At three months, my doctor recommended a blood test that checked the baby’s DNA fragments in my blood to see if she was at risk for genetic abnormalities. At this point, my husband and I had begun to notice families in the dog park whose children had genetic disabilities. We quietly found acceptance that we would add variety to the families in our community and decided that we wouldn’t terminate the baby — no matter the result.
They came back as normal. But like embryo testing, the blood test couldn’t diagnose a fetus’s genetic condition with certainty. Our doctor offered a more accurate amniocentesis test, but we had already made our decision. I decided to leave it there.

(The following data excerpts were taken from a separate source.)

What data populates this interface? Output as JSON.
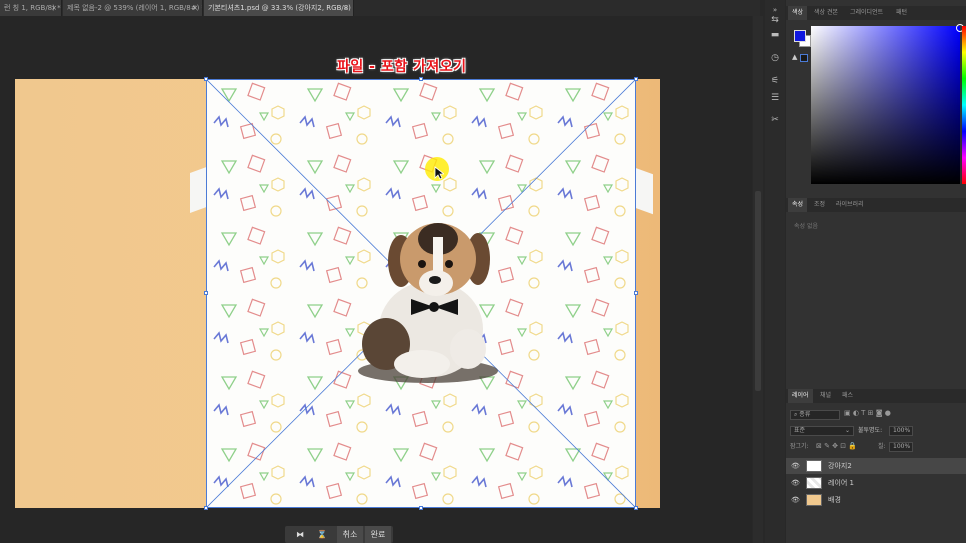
{
  "tabs": [
    {
      "label": "런 칭 1, RGB/8) *",
      "close": "×",
      "active": false
    },
    {
      "label": "제목 없음-2 @ 539% (레이어 1, RGB/8#) *",
      "close": "×",
      "active": false
    },
    {
      "label": "기본티셔츠1.psd @ 33.3% (강아지2, RGB/8)",
      "close": "×",
      "active": true
    }
  ],
  "canvas": {
    "banner_text": "파일 - 포함 가져오기"
  },
  "transform_bar": {
    "btn1_icon": "interpolation-icon",
    "btn2_icon": "warp-icon",
    "cancel": "취소",
    "commit": "완료"
  },
  "color_panel": {
    "tabs": [
      "색상",
      "색상 견본",
      "그레이디언트",
      "패턴"
    ],
    "fg_color": "#1018e0",
    "bg_color": "#ffffff"
  },
  "properties_panel": {
    "tabs": [
      "속성",
      "조정",
      "라이브러리"
    ],
    "empty_text": "속성 없음"
  },
  "layers_panel": {
    "tabs": [
      "레이어",
      "채널",
      "패스"
    ],
    "filter_placeholder": "종류",
    "blend_mode": "표준",
    "opacity_label": "불투명도:",
    "opacity_value": "100%",
    "lock_label": "잠그기:",
    "fill_label": "칠:",
    "fill_value": "100%",
    "layers": [
      {
        "name": "강아지2",
        "selected": true,
        "type": "smart"
      },
      {
        "name": "레이어 1",
        "selected": false,
        "type": "pattern"
      },
      {
        "name": "배경",
        "selected": false,
        "type": "background"
      }
    ]
  }
}
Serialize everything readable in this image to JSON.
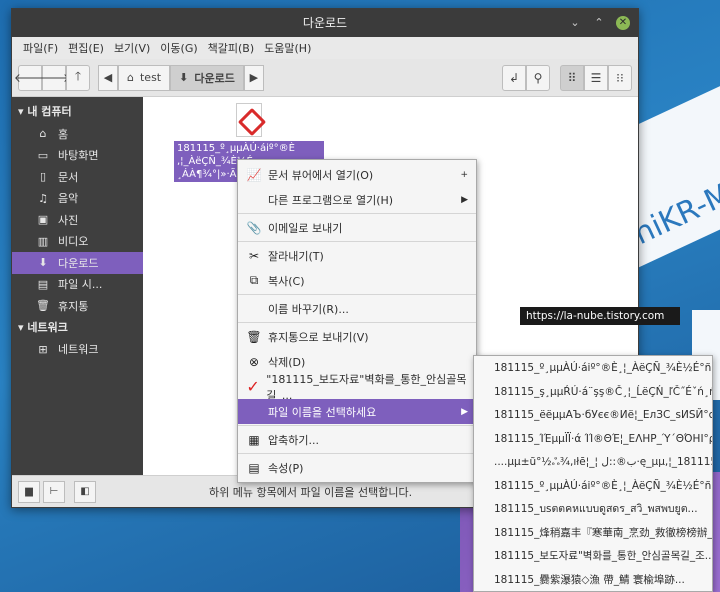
{
  "window": {
    "title": "다운로드",
    "controls": {
      "minimize": "⌄",
      "maximize": "⌃",
      "close": "✕"
    }
  },
  "menubar": [
    "파일(F)",
    "편집(E)",
    "보기(V)",
    "이동(G)",
    "책갈피(B)",
    "도움말(H)"
  ],
  "toolbar": {
    "breadcrumb": [
      "test",
      "다운로드"
    ]
  },
  "sidebar": {
    "computer_header": "내 컴퓨터",
    "computer_items": [
      {
        "label": "홈",
        "icon": "home-icon"
      },
      {
        "label": "바탕화면",
        "icon": "desktop-icon"
      },
      {
        "label": "문서",
        "icon": "documents-icon"
      },
      {
        "label": "음악",
        "icon": "music-icon"
      },
      {
        "label": "사진",
        "icon": "pictures-icon"
      },
      {
        "label": "비디오",
        "icon": "video-icon"
      },
      {
        "label": "다운로드",
        "icon": "download-icon"
      },
      {
        "label": "파일 시...",
        "icon": "filesystem-icon"
      },
      {
        "label": "휴지통",
        "icon": "trash-icon"
      }
    ],
    "network_header": "네트워크",
    "network_items": [
      {
        "label": "네트워크",
        "icon": "network-icon"
      }
    ]
  },
  "file": {
    "name": "181115_º¸µµÀÚ·áiº°®È ,¦_ÀëÇÑ_¾È½É ¸ÁÀ¶¾°|»·Ã¿ë..."
  },
  "context_menu": [
    {
      "label": "문서 뷰어에서 열기(O)",
      "icon": "viewer-icon",
      "suffix": "+"
    },
    {
      "label": "다른 프로그램으로 열기(H)",
      "icon": "",
      "suffix": "▶"
    },
    {
      "sep": true
    },
    {
      "label": "이메일로 보내기",
      "icon": "email-icon",
      "suffix": ""
    },
    {
      "sep": true
    },
    {
      "label": "잘라내기(T)",
      "icon": "cut-icon",
      "suffix": ""
    },
    {
      "label": "복사(C)",
      "icon": "copy-icon",
      "suffix": ""
    },
    {
      "sep": true
    },
    {
      "label": "이름 바꾸기(R)...",
      "icon": "",
      "suffix": ""
    },
    {
      "sep": true
    },
    {
      "label": "휴지통으로 보내기(V)",
      "icon": "trash-icon",
      "suffix": ""
    },
    {
      "label": "삭제(D)",
      "icon": "delete-icon",
      "suffix": ""
    },
    {
      "label": "\"181115_보도자료\"벽화를_통한_안심골목길_...",
      "icon": "checkmark-icon",
      "suffix": ""
    },
    {
      "label": "파일 이름을 선택하세요",
      "icon": "",
      "suffix": "▶",
      "selected": true
    },
    {
      "sep": true
    },
    {
      "label": "압축하기...",
      "icon": "archive-icon",
      "suffix": ""
    },
    {
      "sep": true
    },
    {
      "label": "속성(P)",
      "icon": "properties-icon",
      "suffix": ""
    }
  ],
  "submenu": [
    "181115_º¸µµÀÚ·áiº°®È¸¦_ÀëÇÑ_¾È½É°ñ¸ñ...",
    "181115_ş¸µµŔÚ·á¨şş®Č¸¦_ĹëÇŃ_ľČ˝Éˇń¸ń±...",
    "181115_ёёµµАЪ·бУєє®Иё¦_ЕлЗС_ѕИЅЙ°с...",
    "181115_ΊΈμμΪΪ·ά  ΊΊ®ΘΈ¦_ΕΛΗΡ_Ύ΄ΘΌΗΙ°ρ...",
    "....µµ±ũ°½ஃ¾,ıłē¦_¦ ب®::ل·ę_µµ,¦_181115",
    "181115_º¸µµÀÚ·áiº°®È¸¦_ÀëÇÑ_¾È½É°ñ¸ñ...",
    "181115_บsตตคหแบบดูสดร_สวิ_พสพบยูต...",
    "181115_烽稍嘉丰『寒華南_烹劲_救徹榜榜辦_...",
    "181115_보도자료\"벽화를_통한_안심골목길_조...",
    "181115_爨紫瀑猿◇漁 帶_鯖 寰楡埠跡..."
  ],
  "tooltip": "https://la-nube.tistory.com",
  "statusbar": {
    "text": "하위 메뉴 항목에서 파일 이름을 선택합니다."
  },
  "desktop": {
    "text": "oniKR-M"
  }
}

Now, during ultrasounds, our daughter hides her face behind her hands or presses hard against the placenta, as if asking us to let her grow in privacy. The last time I glimpsed her full profile, at five months gestation, her nose, long and sharp, was prominent and unmistakable. I wondered if it was one of the characteristics of the extra 22nd chromosome or if she’d simply inherited my husband’s nose. As my due date draws nearer, her genetic profile is less of a concern. I’m thrilled we’ve made it this far.
Jacquelynn Kerubo is a writer and public health communicator.